Most of us in analytics use R just to get stuff done. It has a large number of packages that lets us produce insights at our own pace. What I mean by “at our own pace” is that we typically analyse data either individually or within our team, with the results communicated to our audience independently of the analysis itself.
This creates a situation where programmatic efficiency was not considered a priority by many R analysts. If a function was sub-optimal, it would only impact us with a little extra processing time, our end user would never know the difference. In fact, it made more sense to create a fast coded, long processing solution as the code would only be used a few times. Spending hours optimizing code would be considered a waste.

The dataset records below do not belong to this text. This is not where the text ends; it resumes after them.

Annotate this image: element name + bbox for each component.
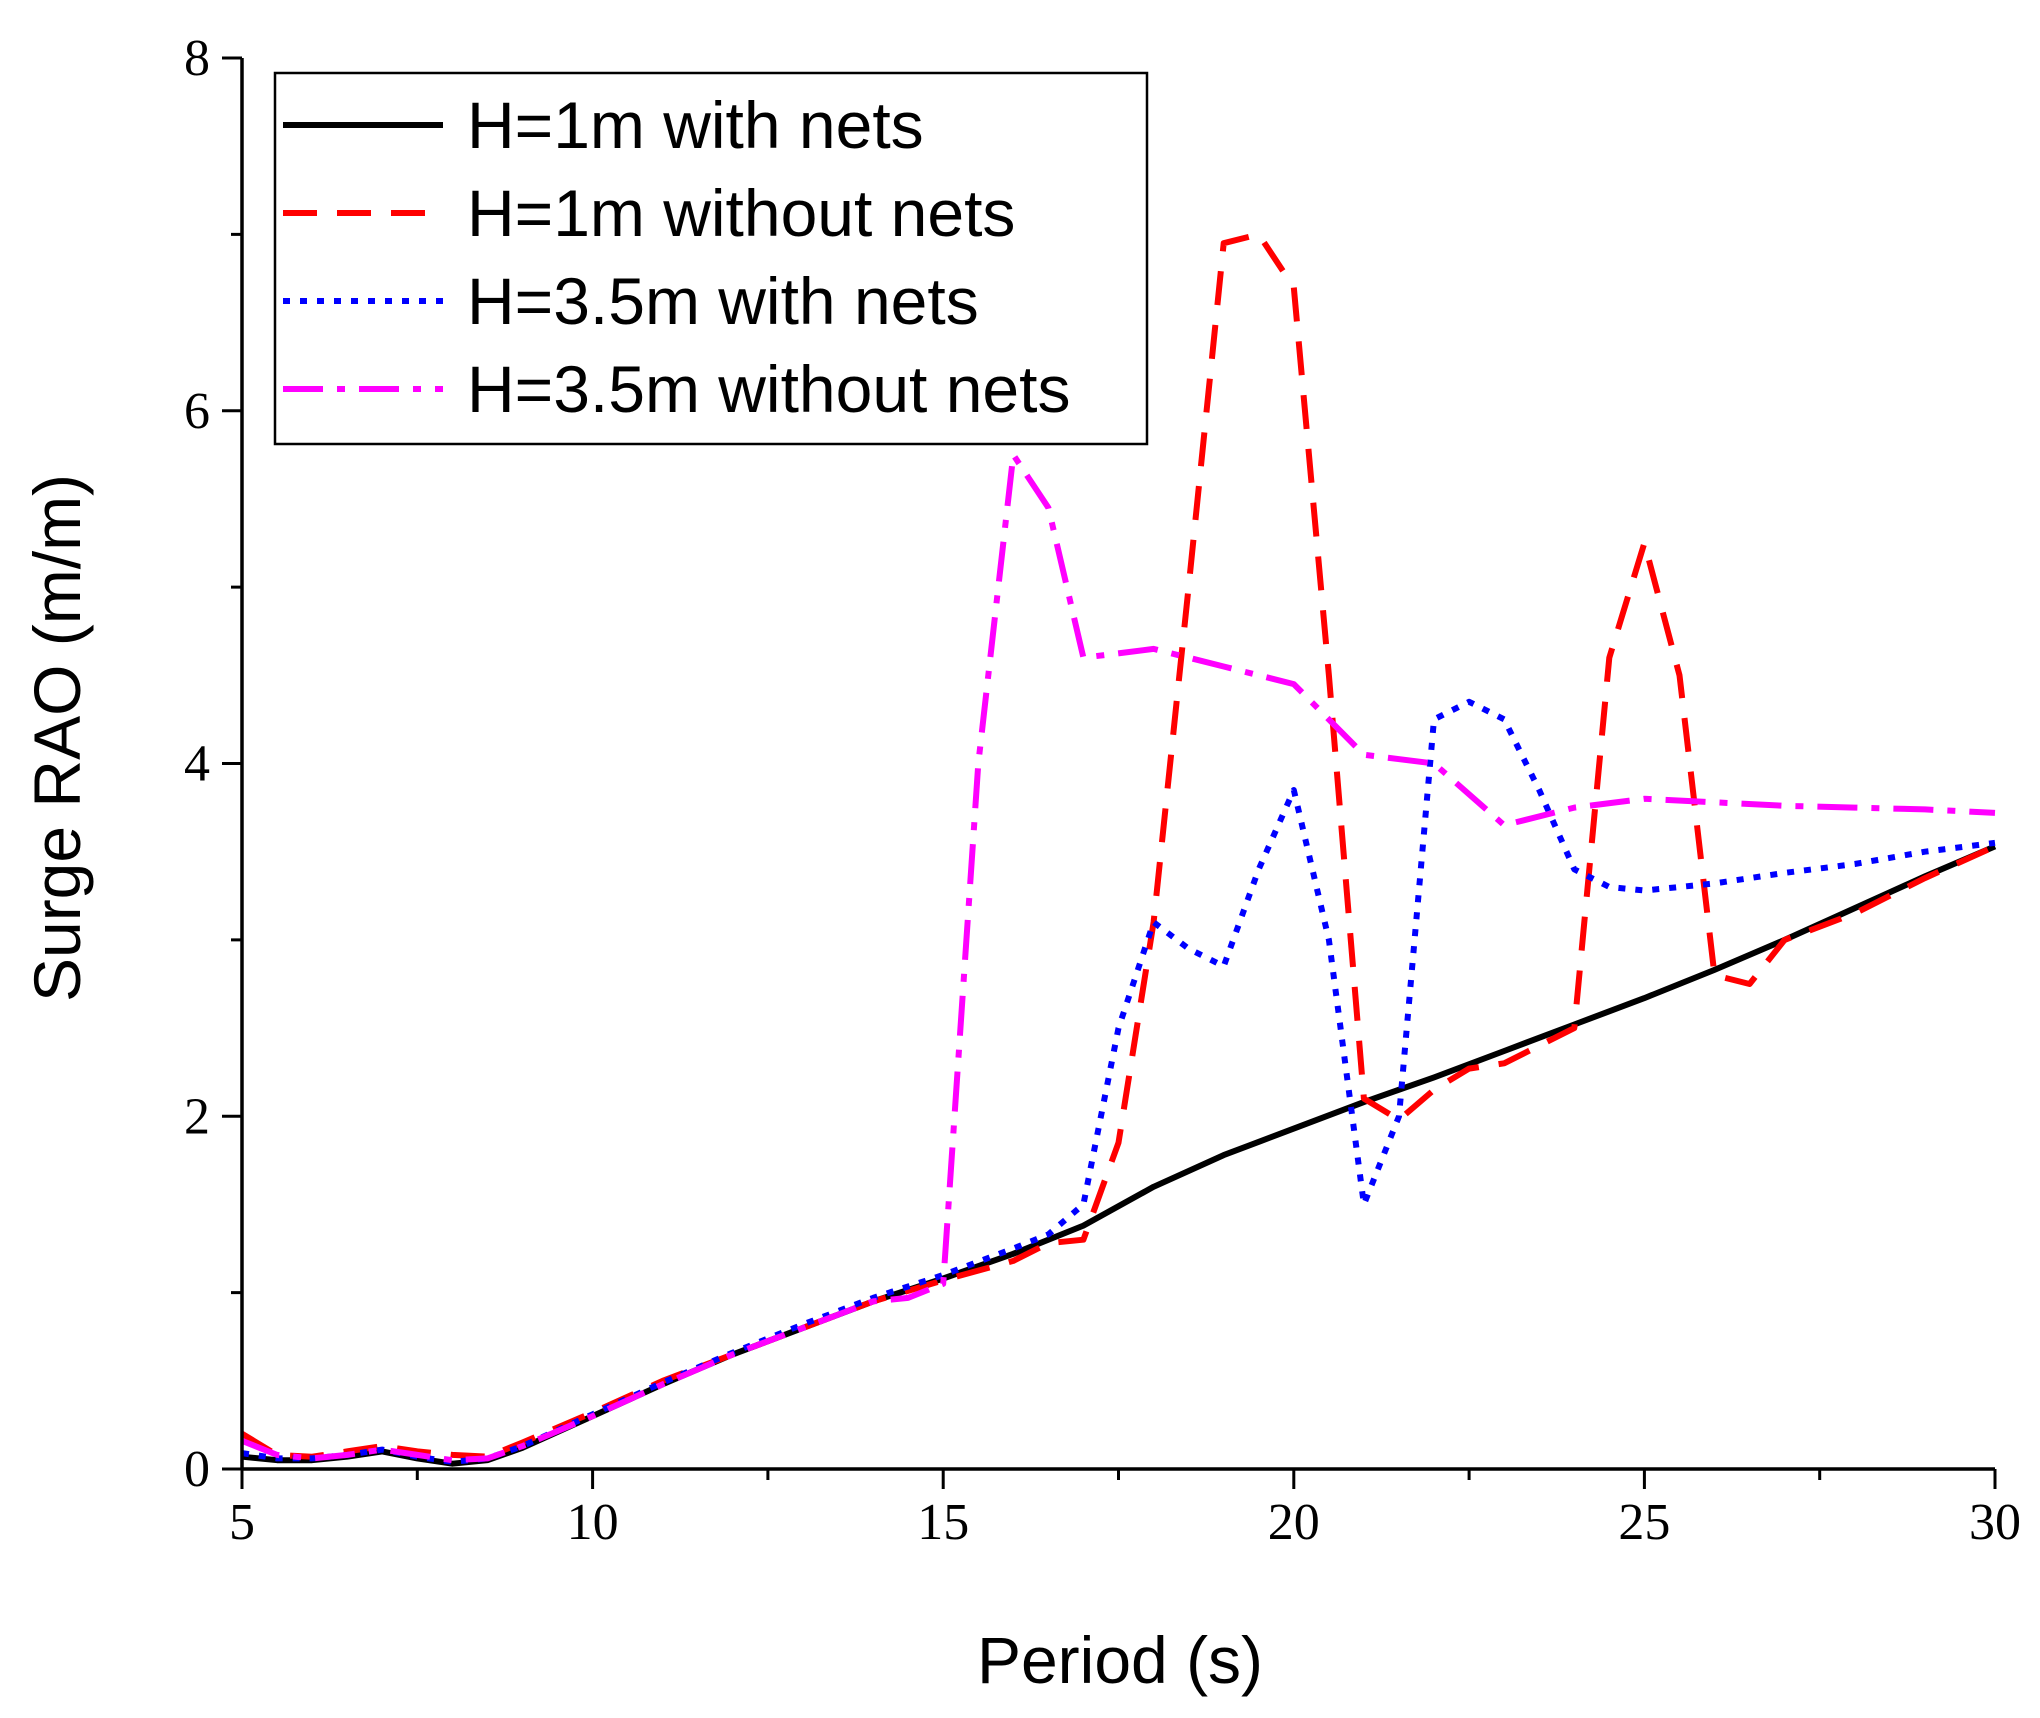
legend-label-1: H=1m with nets: [467, 88, 924, 162]
legend-label-2: H=1m without nets: [467, 176, 1015, 250]
x-tick-label: 5: [229, 1494, 255, 1551]
y-tick-label: 0: [184, 1441, 210, 1498]
series-line-4: [240, 451, 1996, 1464]
y-tick-label: 4: [184, 736, 210, 793]
x-tick-label: 20: [1268, 1494, 1320, 1551]
legend: H=1m with nets H=1m without nets H=3.5m wi…: [273, 71, 1149, 446]
x-axis-title: Period (s): [977, 1623, 1263, 1697]
y-tick-label: 2: [184, 1088, 210, 1145]
y-tick-label: 8: [184, 30, 210, 87]
x-tick-label: 10: [567, 1494, 619, 1551]
y-tick-label: 6: [184, 383, 210, 440]
x-tick-label: 15: [917, 1494, 969, 1551]
legend-label-4: H=3.5m without nets: [467, 352, 1070, 426]
legend-label-3: H=3.5m with nets: [467, 264, 979, 338]
legend-box: [273, 71, 1149, 446]
series-line-1: [241, 843, 1997, 1467]
x-tick-label: 30: [1969, 1494, 2021, 1551]
series-layer: [240, 231, 1997, 1467]
series-line-3: [241, 698, 1996, 1465]
x-tick-label: 25: [1618, 1494, 1670, 1551]
axes-layer: 5 10 15 20 25 30 0 2 4 6 8: [184, 30, 2021, 1551]
y-axis-title: Surge RAO (m/m): [20, 474, 94, 1002]
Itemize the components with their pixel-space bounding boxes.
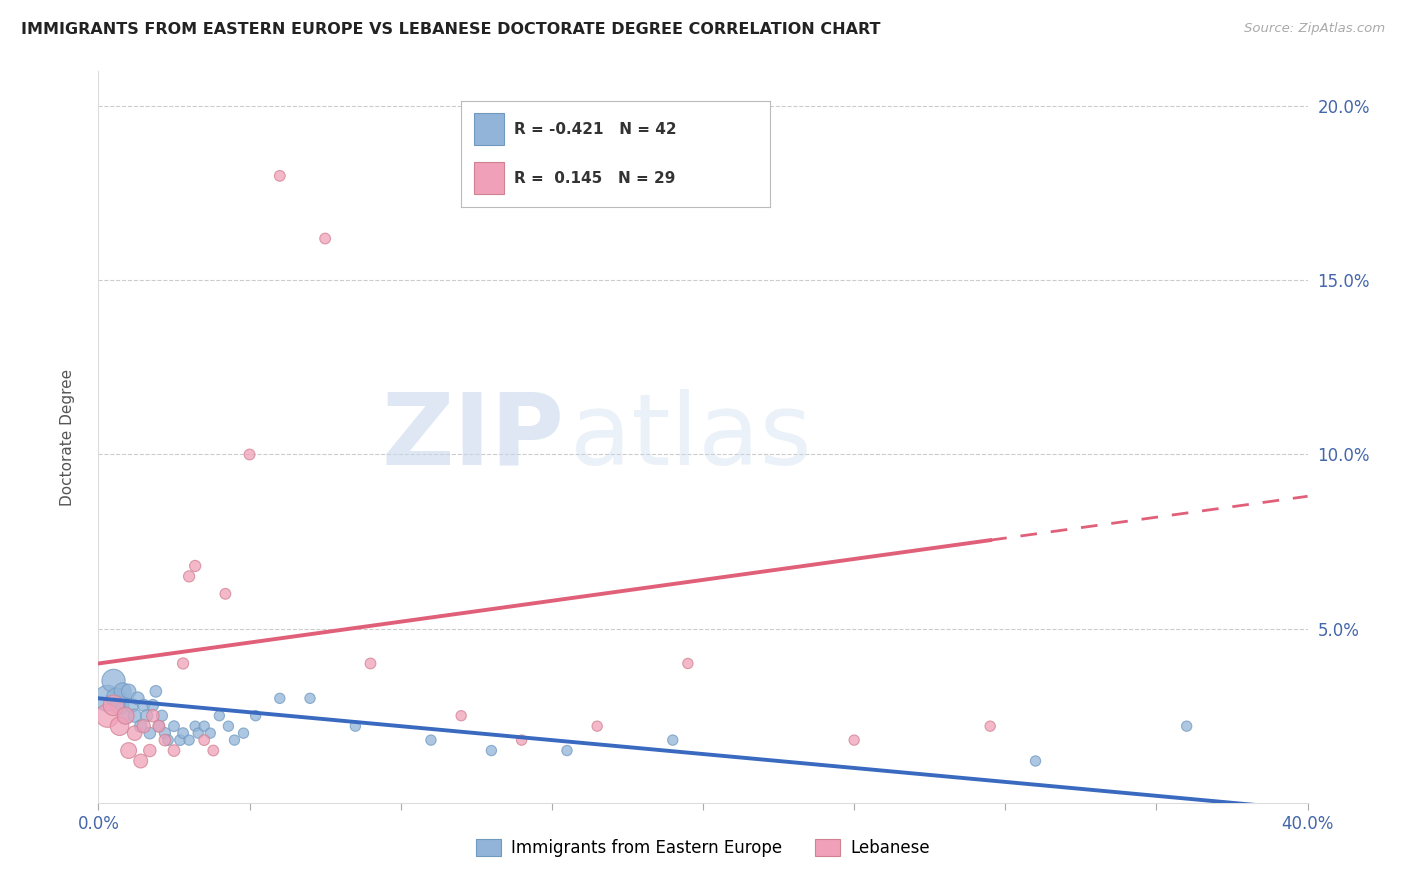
Point	[108, 698, 131, 713]
Point	[163, 719, 186, 733]
Point	[481, 743, 503, 757]
Point	[172, 726, 194, 740]
Point	[114, 708, 136, 723]
Point	[420, 733, 443, 747]
Point	[148, 719, 170, 733]
Point	[103, 698, 125, 713]
Point	[555, 743, 578, 757]
Point	[510, 733, 533, 747]
Point	[232, 726, 254, 740]
Point	[124, 726, 146, 740]
Point	[661, 733, 683, 747]
Point	[450, 708, 472, 723]
Point	[269, 169, 291, 183]
Point	[179, 733, 201, 747]
Point	[979, 719, 1001, 733]
Point	[142, 708, 165, 723]
Point	[132, 719, 155, 733]
Point	[202, 743, 225, 757]
Point	[153, 726, 176, 740]
Point	[586, 719, 609, 733]
Point	[124, 708, 146, 723]
Point	[360, 657, 382, 671]
Point	[148, 719, 170, 733]
Point	[114, 708, 136, 723]
Point	[193, 733, 215, 747]
Point	[269, 691, 291, 706]
Point	[127, 691, 149, 706]
Point	[142, 698, 165, 713]
Point	[299, 691, 322, 706]
Point	[844, 733, 866, 747]
Point	[103, 673, 125, 688]
Point	[344, 719, 367, 733]
Text: IMMIGRANTS FROM EASTERN EUROPE VS LEBANESE DOCTORATE DEGREE CORRELATION CHART: IMMIGRANTS FROM EASTERN EUROPE VS LEBANE…	[21, 22, 880, 37]
Point	[139, 743, 162, 757]
Point	[172, 657, 194, 671]
Point	[121, 698, 143, 713]
Point	[129, 719, 152, 733]
Point	[153, 733, 176, 747]
Point	[184, 558, 207, 573]
Point	[179, 569, 201, 583]
Point	[118, 684, 141, 698]
Point	[1175, 719, 1198, 733]
Point	[163, 743, 186, 757]
Point	[200, 726, 222, 740]
Y-axis label: Doctorate Degree: Doctorate Degree	[60, 368, 75, 506]
Point	[214, 587, 236, 601]
Point	[187, 726, 209, 740]
Point	[208, 708, 231, 723]
Point	[314, 231, 336, 245]
Point	[193, 719, 215, 733]
Point	[96, 708, 118, 723]
Point	[105, 691, 128, 706]
Point	[145, 684, 167, 698]
Text: Source: ZipAtlas.com: Source: ZipAtlas.com	[1244, 22, 1385, 36]
Point	[118, 743, 141, 757]
Point	[245, 708, 267, 723]
Point	[184, 719, 207, 733]
Point	[96, 691, 118, 706]
Text: ZIP: ZIP	[381, 389, 564, 485]
Point	[156, 733, 179, 747]
Point	[129, 754, 152, 768]
Point	[108, 719, 131, 733]
Point	[1024, 754, 1046, 768]
Point	[169, 733, 191, 747]
Point	[139, 726, 162, 740]
Point	[239, 448, 262, 462]
Point	[150, 708, 173, 723]
Point	[224, 733, 246, 747]
Text: atlas: atlas	[569, 389, 811, 485]
Point	[676, 657, 699, 671]
Legend: Immigrants from Eastern Europe, Lebanese: Immigrants from Eastern Europe, Lebanese	[470, 832, 936, 864]
Point	[135, 708, 157, 723]
Point	[111, 684, 134, 698]
Point	[132, 698, 155, 713]
Point	[217, 719, 239, 733]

However, analysts are now crunching massive amounts of data. What would have cause a few minutes delay in processing a few years ago will now cause hours and hours of unnecessary waiting. Addionally, reducing processing time is now become more valuable as we move toward elastic cloud computing where more processing = more cost.
Most importantly, analytics is moving toward machine learning solutions, requiring the algo to be constantly updating and impacting automated decisions in close to real time. For example, predicting likely online customer behavior based on current site activity. Slow processing would make a very ineffective modeled solution.
Given these factors, we are rapidly reaching the point where an analyst’s programming abilities will be just as important and their statistical skill set. Over the next few weeks I plan to pick out a few relevant items from the Advance R Programming review which will help us Analysts make our programs faster and easier to understand.